Beginning with Season 1, Episode 1 of the surprisingly real reality TV series, Bagans and the "Ghost Adventures" gang have visited Bobby Mackey's a few times. It was after a later visit, though, that Bagans felt he'd had enough. "Once we investigated Mackey's and what happened to us in the first investigation, then we did an event and brought 100 people there to witness what a lot of people thought was maybe rigged," Bagans said. "And that two-day event could have been a real-life horror movie, for all the things that happened to all the people there. It was non-stop."
Mackey's ghost stories
In 2015, the North Kentucky Tribune reported that Bobby Mackey's was at that time a functioning music venue, but ghost stories on the site date to the 18th century and the days of slavery.
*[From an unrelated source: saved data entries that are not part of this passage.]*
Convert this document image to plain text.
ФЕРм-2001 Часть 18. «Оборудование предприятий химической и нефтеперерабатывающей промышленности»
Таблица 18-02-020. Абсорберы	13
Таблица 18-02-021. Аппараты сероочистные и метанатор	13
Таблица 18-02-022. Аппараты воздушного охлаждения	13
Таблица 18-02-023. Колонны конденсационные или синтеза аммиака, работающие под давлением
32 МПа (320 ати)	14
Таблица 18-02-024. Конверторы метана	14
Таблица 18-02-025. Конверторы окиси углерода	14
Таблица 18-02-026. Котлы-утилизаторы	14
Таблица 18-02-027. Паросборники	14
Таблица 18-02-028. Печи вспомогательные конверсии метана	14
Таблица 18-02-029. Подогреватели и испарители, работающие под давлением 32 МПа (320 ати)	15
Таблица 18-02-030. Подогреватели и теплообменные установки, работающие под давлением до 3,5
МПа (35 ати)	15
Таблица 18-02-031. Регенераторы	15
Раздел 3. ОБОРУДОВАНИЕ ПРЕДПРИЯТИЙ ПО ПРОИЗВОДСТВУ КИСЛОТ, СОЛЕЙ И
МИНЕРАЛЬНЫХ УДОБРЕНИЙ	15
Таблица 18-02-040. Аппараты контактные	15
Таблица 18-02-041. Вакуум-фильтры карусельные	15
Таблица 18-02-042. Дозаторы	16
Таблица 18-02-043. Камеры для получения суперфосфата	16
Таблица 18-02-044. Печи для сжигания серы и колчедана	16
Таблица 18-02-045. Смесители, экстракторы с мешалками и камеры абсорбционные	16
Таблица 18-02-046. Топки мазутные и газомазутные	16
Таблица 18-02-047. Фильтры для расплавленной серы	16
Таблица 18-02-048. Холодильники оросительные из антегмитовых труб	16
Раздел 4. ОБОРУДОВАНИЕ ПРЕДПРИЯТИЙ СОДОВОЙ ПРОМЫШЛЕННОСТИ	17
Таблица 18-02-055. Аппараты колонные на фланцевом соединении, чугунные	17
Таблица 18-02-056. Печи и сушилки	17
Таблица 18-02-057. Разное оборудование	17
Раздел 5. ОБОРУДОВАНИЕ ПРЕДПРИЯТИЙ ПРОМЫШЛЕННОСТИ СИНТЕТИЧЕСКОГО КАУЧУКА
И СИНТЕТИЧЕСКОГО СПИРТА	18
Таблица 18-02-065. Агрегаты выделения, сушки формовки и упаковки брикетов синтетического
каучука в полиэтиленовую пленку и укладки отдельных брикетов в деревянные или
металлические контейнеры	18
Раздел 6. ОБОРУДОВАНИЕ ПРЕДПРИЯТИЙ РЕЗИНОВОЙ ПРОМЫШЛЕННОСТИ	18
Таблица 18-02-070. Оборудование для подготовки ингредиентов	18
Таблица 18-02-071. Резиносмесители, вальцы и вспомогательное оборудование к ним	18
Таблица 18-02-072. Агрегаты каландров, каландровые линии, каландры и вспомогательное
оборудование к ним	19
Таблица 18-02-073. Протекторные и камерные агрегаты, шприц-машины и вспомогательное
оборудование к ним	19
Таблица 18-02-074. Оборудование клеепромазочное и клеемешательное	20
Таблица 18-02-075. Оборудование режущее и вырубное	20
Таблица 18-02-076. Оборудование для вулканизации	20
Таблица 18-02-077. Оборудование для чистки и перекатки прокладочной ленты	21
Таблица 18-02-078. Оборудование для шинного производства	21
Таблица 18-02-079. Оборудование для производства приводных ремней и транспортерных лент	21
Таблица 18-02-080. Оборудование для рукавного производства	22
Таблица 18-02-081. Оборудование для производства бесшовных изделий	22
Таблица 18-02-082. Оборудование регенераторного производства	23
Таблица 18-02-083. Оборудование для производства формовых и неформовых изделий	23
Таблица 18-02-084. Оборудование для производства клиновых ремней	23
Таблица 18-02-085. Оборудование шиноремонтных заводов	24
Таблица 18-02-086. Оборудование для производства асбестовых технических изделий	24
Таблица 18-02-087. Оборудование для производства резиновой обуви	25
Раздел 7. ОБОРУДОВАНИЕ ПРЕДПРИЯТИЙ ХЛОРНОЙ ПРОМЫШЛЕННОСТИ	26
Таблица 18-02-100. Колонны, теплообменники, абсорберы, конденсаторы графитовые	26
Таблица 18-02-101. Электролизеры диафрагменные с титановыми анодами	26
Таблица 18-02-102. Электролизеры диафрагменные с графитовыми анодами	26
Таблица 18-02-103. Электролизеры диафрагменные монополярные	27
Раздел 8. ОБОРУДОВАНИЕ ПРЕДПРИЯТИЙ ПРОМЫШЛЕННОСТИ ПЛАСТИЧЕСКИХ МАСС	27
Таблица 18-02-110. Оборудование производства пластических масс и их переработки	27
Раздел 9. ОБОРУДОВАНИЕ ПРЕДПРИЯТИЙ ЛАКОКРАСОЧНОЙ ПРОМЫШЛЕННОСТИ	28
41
Other popular supposed hauntings relate to the murder of young Pearl Bryan in 1896, whose head — which was never found — is said to have been thrown into one of the three wells in the building's basement. Over the years, Mackey's apparently been a popular place for a whole host of unseemly characters like bikers and mobsters, and supposedly Satanists. Some say Johanna, a dancing girl from the 1940s, killed herself there, brokenhearted over an affair with a gangster.
So, what was it, then, that rattled Zak Bagans? After that TV special, he told Collider, "That eventually lead into another investigation with us to return to Mackey's, and bad things started happening to all of us, personally." According to Bagans, he was possessed at Bobby Mackey's and required an exorcism. That's when things happened that will never be shown on camera, nor will they be told to anyone other than who was in the room when they happened, he said.
[Featured image by Nicolas Henderson via Wikimedia Commons | Cropped and scaled | CC BY-SA 2.0]
Mackey's hauntings debunked
Zak Bagans' squeamishness aside, most Bobby Mackey's ghost stories have serious holes in them. Pearl Bryan, among many other examples, was murdered miles away from the Mackey's location, and while her head remains missing, there's no evidence it ended up anywhere near Mackey's. It's also said there was once a slaughterhouse on the spot where Mackey's now stands, and the wells in the basement were used for blood. History records that what was there was more like a butcher shop, and those wells, which function like drains, were later used for distilling.
There's no evidence there was ever a dancer at Mackey's in the 1940s named Johanna, either, but according to Doubtful News, in 1914 a young woman named Johanna did take her own life near Wilder, Kentucky. For supernatural true believers like Bagans, though, that seems to not make much difference. Describing his Mackey's experience and exorcism, Bagans told Collider, "That was a defining moment for me. I'm done with Mackey's. We're not going there ever again."